POLITIK–┬áKetua Komando Tugas Bersama (Kogasma) Demokrat Agus Harimurti Yudhoyono (AHY) mengajak kepada seluruh elemen masyarakat untuk memanfaatkan momentum bulan Ramadan dengan sebaik-baiknya. Dia mengingatkan sebaik-baiknya manusia adalah mereka yang bermanfaat untuk orang lain.

“Khoirunnas Anfa’uhum Linnas, yaitu sebaik-baiknya manusia adalah yang bermanfaat untuk orang lain. Tidak sepatutnya, kita hanya duduk membahas permasalahan tapi tidak memikirkan jalan keluarnya. Sekali lagi jangan diam! Do something!,” kata AHY melalui keterangan tertulis, Minggu (10/6).

AHY mengaku telah berkunjung ke ratusan kabupaten/kota di 22 provinsi di Indonesia selama satu tahun terakhir. Selama kunjungan ke ratusan daerah itu, dia telah mendengarkan banyak suara dari rakyat kecil yang tidak sampai ke pemerintah.

Dia mengatakan suara-suara itu lebih jujur dan apa adanya karena tidak dibuat-buat serta tidak bermuatan kepentingan golongan semata.

Dalam kunjungan itu pula, kata AHY, dia telah bertemu dengan berbagai komunitas dan lapisan masyarakat, mulai dari petani hingga kaum milenial. Saat bertemu langsung dengan masyarakat, dia menilai setidaknya ada dua persoalan utama ekonomi yang dihadapi masyarakat saat ini.

Pertama, persoalan daya beli masyarakat dan lapangan kerja.
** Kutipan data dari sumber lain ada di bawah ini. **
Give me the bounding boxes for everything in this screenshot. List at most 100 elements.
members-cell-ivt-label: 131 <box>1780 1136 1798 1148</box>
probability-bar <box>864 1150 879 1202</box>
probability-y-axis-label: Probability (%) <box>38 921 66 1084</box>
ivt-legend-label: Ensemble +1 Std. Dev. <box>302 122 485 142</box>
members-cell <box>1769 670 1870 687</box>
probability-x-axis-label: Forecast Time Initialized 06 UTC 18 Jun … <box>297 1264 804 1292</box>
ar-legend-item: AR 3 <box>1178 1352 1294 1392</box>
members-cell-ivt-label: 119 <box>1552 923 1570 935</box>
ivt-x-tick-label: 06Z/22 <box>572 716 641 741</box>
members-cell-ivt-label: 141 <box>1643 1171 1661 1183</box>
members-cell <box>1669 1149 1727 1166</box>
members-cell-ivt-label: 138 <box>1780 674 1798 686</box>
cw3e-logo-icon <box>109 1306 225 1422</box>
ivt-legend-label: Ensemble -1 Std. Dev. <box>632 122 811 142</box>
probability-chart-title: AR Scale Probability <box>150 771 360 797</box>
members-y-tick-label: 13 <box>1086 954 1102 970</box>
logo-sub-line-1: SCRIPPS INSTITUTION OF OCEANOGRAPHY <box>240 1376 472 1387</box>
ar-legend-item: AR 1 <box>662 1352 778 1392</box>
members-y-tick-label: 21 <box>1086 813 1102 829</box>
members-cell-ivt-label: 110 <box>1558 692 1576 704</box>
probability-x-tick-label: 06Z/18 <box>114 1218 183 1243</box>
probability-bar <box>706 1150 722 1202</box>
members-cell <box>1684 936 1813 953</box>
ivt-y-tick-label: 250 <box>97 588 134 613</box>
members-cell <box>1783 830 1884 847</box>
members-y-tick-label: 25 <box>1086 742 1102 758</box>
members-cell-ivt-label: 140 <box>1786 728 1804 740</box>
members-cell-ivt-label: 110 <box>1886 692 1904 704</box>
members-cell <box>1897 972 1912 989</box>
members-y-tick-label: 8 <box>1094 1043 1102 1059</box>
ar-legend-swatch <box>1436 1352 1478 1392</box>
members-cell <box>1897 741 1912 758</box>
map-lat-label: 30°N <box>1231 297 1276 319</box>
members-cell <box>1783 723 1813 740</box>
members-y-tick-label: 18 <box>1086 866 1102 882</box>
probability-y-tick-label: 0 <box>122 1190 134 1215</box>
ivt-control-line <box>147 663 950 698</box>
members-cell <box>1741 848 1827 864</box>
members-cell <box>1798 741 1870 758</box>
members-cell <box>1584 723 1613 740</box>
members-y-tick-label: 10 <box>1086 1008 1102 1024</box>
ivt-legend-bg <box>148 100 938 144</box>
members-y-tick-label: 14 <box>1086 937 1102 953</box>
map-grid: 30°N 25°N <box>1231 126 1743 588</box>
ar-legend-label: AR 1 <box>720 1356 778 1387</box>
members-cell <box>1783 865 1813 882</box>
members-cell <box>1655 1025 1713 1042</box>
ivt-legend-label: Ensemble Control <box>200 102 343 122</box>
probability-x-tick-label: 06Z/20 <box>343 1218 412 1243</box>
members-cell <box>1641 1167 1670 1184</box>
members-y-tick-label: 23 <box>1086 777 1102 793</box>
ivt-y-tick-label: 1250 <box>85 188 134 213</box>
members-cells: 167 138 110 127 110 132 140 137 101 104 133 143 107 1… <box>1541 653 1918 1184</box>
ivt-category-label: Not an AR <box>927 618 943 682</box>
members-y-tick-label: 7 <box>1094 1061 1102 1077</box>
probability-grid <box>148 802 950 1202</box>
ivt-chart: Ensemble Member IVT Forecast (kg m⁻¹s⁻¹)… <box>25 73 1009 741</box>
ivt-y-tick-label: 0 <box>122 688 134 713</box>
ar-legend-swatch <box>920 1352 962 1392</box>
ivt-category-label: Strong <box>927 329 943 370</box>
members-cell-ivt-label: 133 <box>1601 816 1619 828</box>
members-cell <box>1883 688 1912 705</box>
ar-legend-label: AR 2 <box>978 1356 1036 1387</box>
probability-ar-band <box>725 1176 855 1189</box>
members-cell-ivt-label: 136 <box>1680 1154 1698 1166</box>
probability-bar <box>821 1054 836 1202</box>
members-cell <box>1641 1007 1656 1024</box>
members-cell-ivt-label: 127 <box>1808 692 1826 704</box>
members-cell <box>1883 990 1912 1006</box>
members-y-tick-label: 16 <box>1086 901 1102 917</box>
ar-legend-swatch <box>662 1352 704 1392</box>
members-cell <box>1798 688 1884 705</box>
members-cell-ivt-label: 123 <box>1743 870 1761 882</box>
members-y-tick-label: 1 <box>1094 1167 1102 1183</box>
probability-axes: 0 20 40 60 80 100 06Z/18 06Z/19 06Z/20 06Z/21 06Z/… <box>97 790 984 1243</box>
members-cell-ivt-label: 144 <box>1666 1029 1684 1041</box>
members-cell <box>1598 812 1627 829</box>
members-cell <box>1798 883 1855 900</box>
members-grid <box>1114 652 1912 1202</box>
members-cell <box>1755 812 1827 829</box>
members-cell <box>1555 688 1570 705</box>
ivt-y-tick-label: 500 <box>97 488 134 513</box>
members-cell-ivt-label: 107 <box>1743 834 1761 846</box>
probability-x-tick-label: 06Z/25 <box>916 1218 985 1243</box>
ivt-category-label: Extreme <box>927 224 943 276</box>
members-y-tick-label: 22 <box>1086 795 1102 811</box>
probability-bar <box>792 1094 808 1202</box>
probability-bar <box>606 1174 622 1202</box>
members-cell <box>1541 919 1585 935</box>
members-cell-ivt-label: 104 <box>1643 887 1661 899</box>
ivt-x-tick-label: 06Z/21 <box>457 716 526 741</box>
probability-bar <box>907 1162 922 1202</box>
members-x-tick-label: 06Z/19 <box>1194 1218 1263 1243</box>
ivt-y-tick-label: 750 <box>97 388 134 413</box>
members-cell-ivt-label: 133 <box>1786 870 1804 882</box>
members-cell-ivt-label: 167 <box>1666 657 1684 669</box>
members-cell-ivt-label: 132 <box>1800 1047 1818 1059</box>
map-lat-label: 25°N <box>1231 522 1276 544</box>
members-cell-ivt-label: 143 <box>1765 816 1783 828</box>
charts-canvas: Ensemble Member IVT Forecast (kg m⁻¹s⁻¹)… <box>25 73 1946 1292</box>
Daya beli masyarakat saat ini menurun karena berpenghasilan rendah dan kurang mampu. Di sisi lain, harga-harga kebutuhan naik secara signifikan.

Persoalan tersebut, kata dia, tentu harus mendapatkan perhatian yang serius. Terlebih, data menyebut sebanyak 28 juta masyarakat Indonesia masih berada di bawah garis kemiskinan. Selain itu, hampir 70 juta orang dinyatakan rentan atau rawan miskin.

Total jumlah masyarakat miskin dan rawan miskin ini setara dengan hampir 40 persen populasi Indonesia.

“Guncangan ekonomi sedikit saja, akan mendorong mereka ke jurang kemiskinan yang lebih dalam,” kata AHY.

Terkait persoalan lapangan kerja, kata AHY, secara kuantitas lapangan kerja yang tercipta setiap tahunnya belum bisa mengimbangi jumlah pencari kerja baru. Indonesia juga masih punya pekerjaan rumah yang cukup besar karena lebih dari 50 juta orang angkatan kerja Indonesia berpendidikan sekolah dasar sehingga tak mudah bagi angkatan kerja Indonesia untuk bersaing dalam kompetisi global.

Masyarakat Indonesia, sambungnya, juga dikhawatirkan oleh isu maraknya Tenaga Kerja Asing (TKA).

“Kita tidak antiasing, tapi kita tidak terima jika rakyat dikalahkan, dinomorduakan atau hanya jadi penonton di negeri sendiri,” katanya.